Think how far prices might fall if our doctors could simply accept cash -- if they could be free of the small armies of clerks they must now retain just to negotiate billings and seek "permission to treat" from the various government and semi-private insurance outfits. (If these insurers were truly private, they'd be able to offer their customers cheaper policies that didn't cover sundry politically correct procedures, wouldn't they?)

So: how is it most of our physicians now fight for greater freedom to practice as they choose -- for a reduction in government interventions in the market for health care?

Why, they dutifully pay their dues to the American Medical Association, which last week at its convention in Chicago voted to seek more heavy-handed government intervention to ban minors from using tanning salons or buying violent video games, and additionally to instruct its lobbyists to ask our rulers to increase alcohol taxes on higher-proof beverages, because they're "riskier."

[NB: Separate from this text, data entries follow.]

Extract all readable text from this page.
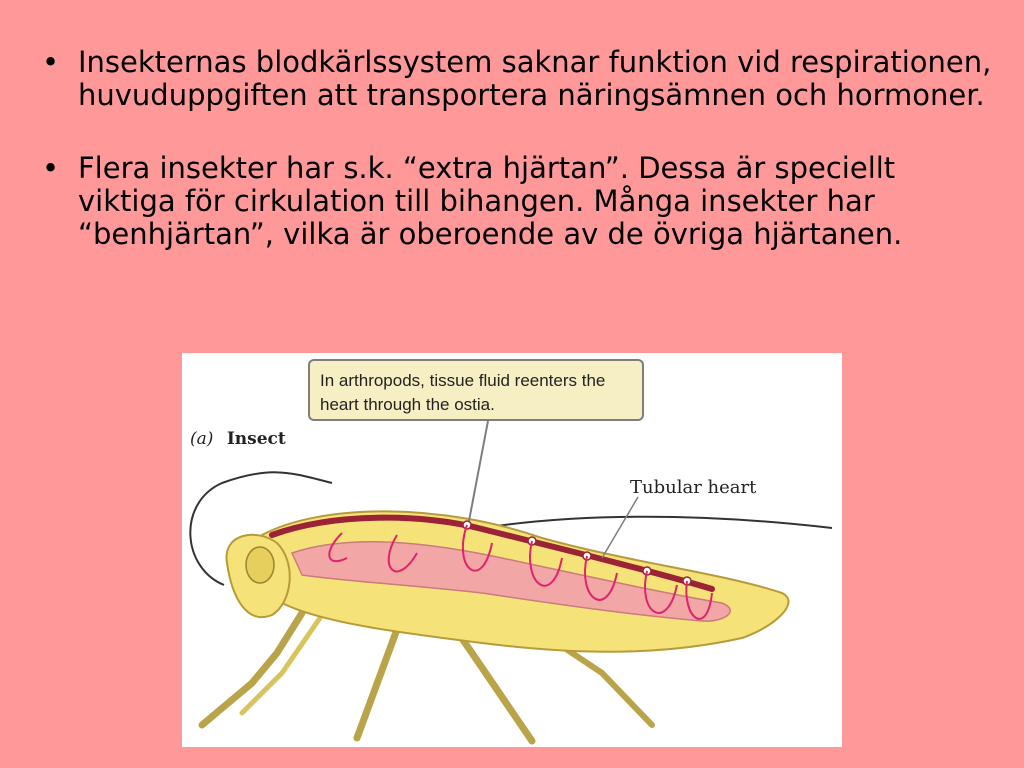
• Insekternas blodkärlssystem saknar funktion vid respirationen, huvuduppgiften att transportera näringsämnen och hormoner.
• Flera insekter har s.k. “extra hjärtan”. Dessa är speciellt viktiga för cirkulation till bihangen. Många insekter har “benhjärtan”, vilka är oberoende av de övriga hjärtanen.
In arthropods, tissue fluid reenters the heart through the ostia.
(a) Insect
Tubular heart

Various medical societies have already lobbied for gun bans and mandatory seatbelt laws -- things once not thought of as "medical" questions. How long will it be before the AMA seeks jail sentences for those of us who fail to take our blood pressure medications, or who eat too many bacon cheeseburgers? And what about demanding higher motor vehicle fees for cars with more horsepower -- aren't they "riskier"?

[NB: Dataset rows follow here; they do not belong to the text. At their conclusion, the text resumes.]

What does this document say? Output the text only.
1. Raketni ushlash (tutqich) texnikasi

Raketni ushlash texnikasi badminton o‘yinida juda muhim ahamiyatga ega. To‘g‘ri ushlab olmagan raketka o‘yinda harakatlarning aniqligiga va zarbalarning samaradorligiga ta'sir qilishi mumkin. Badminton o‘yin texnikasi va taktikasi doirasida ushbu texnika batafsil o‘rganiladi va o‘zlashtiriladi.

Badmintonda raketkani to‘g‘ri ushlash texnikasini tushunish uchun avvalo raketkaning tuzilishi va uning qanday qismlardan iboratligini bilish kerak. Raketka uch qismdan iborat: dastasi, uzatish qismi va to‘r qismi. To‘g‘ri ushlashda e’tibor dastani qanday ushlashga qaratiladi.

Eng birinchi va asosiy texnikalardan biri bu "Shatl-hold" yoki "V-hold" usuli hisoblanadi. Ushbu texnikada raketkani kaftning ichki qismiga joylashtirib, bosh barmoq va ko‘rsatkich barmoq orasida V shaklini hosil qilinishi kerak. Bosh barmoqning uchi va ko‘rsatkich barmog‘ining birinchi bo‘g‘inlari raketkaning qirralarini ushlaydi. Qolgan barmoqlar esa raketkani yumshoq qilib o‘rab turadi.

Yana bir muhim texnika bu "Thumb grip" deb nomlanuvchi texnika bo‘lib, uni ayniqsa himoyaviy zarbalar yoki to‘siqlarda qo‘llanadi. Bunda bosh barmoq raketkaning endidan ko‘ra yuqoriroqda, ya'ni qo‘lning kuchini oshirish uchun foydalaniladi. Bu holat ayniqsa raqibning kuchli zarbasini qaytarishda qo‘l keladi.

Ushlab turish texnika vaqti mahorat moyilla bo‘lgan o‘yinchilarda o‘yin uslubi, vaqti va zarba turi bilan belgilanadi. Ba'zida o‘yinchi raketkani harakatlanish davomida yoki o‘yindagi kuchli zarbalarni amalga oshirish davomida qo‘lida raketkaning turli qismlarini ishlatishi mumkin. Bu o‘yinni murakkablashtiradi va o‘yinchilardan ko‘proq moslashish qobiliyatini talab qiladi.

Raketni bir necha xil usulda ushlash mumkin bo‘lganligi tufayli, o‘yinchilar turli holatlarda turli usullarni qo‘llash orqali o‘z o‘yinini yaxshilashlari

But in the midst of this lemming-like race toward behavioral fascism, the AMA's delegates, who claim to represent about 250,000 U.S. physicians, imitated the stopped clock last week and managed to be right, twice.

A wise AMA report recommended several measures to promote breast feeding, specifying that mothers "should not be singled out and discouraged from nursing their infants in public places." That's good -- though the report seems to have stopped short of demanding that depraved TSA airport goons stop demanding that mothers drink their own breast milk before being allowed to carry it onto airplanes with their newborns.

And despite the fact that most of the misguided doctors who testified on the measure favored a congressionally enforced moratorium on "direct-to-consumer" drug advertising (TV ads for prescription sexual enhancement drugs, heartburn nostrums, etc.), the group heeded the advice of a committee warning that they were treading on the First Amendment, and decided further study was needed before calling for a ban on such advertising.

Weirdly, the testifying doctors expressed concern that such ads will result in more prescriptions for potentially harmful drugs being issued to people who do not need them.

And here I thought the whole "prescription" game existed so physicians could refuse to prescribe potentially harmful drugs to patients who don't need them.

If doctors are not exercising that "gatekeeper" function (which should deeply offend a free people, mind you, but we're just going with the official theory, here), why not just get rid of the whole "prescription" rigmarole, and let adults buy any drug they want, over the counter?

In fact, advertising is vital to progress in these matters. One of the great steps towards liberating modern women came when the first magazines started accepting ads for feminine hygiene products, informing women of their availability and merits and launching the ongoing competitive battle for improvement.

Similarly, Daniel Jaffe, executive vice president of the Association of National Advertisers, told the New York Times on June 21 that "Somewhere between 24 (million) and 30 million people have gone to their doctor to talk about a health problem they had never discussed before, after seeing a prescription drug ad."

Is that something we want to discourage -- people discussing perceived health problems with their doctors?

Demanding "further study"on a drug ad ban falls considerably short of a resounding First Amendment champion's "Hell, no!"

But from this bunch, it's real progress.